I’ve said it before and I’ll say it again: Irrespective of whatever benevolent intentions grassroots adherents might hold, the vegan and animal rights agendas are globalist operations.

In their guest commentary, titled The Limited Value of Multivitamin Supplements, the PCRM trio claim “Considerable evidence now shows that, apart from the aforementioned roles for vitamin supplementation, there is little health rationale for the use of multivitamin supplements.”

That’s not just an outright lie, but a most ironic one.

We have a group of individuals who recommend a diet thoroughly documented to be deficient or completely lacking in numerous important nutrients (B12, CoQ10, D3, carnitine, carnosine, creatine, taurine, long chain n-3 fatty acids) - now claiming that nutrient supplementation is unnecessary.

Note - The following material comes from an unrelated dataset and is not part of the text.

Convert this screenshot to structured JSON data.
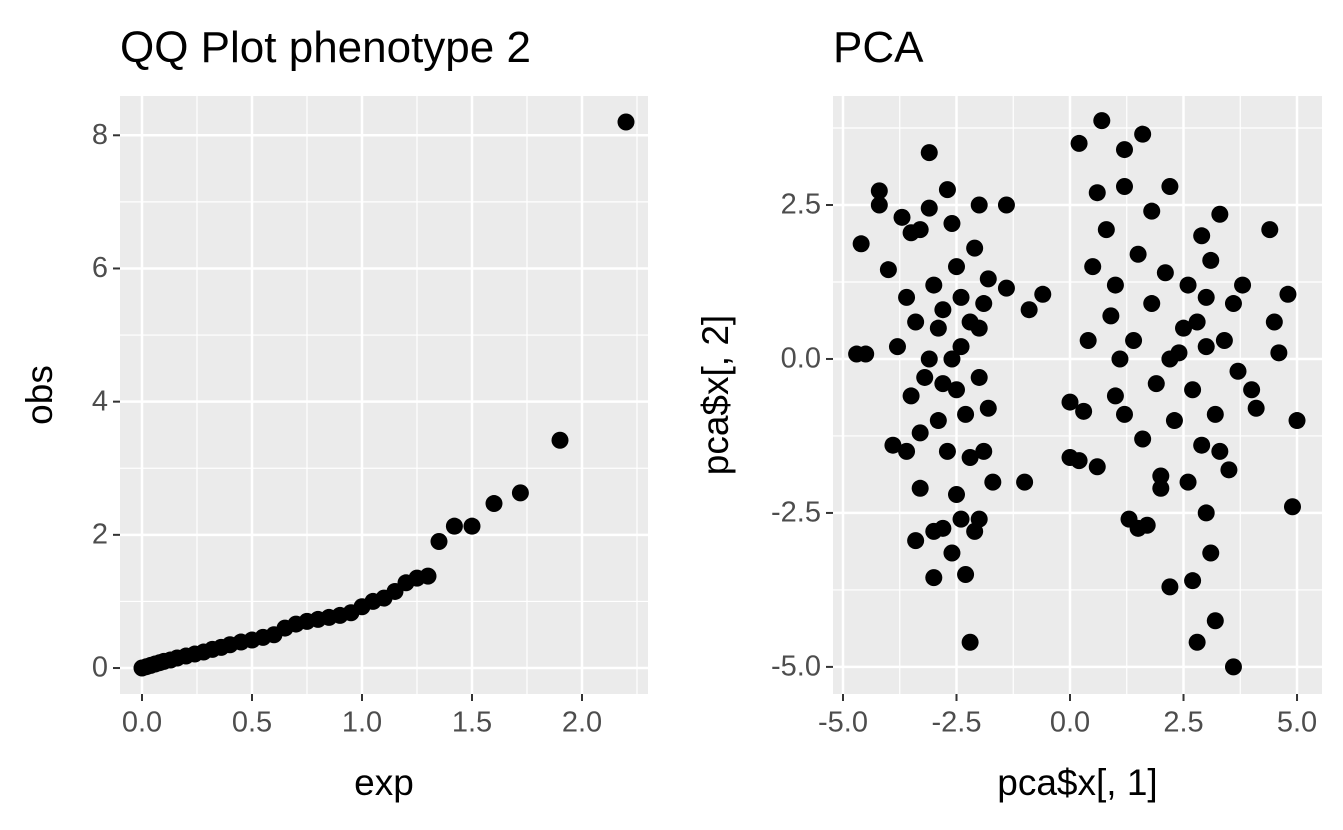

If ever there was a demographic that needed nutrient supplementation, it is the anti-meat crowd - but nowhere in their invited commentary do Barnard et al mention this (vegans tend to be highly dogmatic and extremely reluctant to acknowledge the nutritional shortcomings of their diets).

Looks to me like the PCRM is more about promoting ideologies than genuinely helping people achieve good health. If they really wanted to warn people away from useless supplements, they might have started with green tea extract, which is notorious for causing liver damage. GTE, however, gets scarce attention in the mainstream and medical media.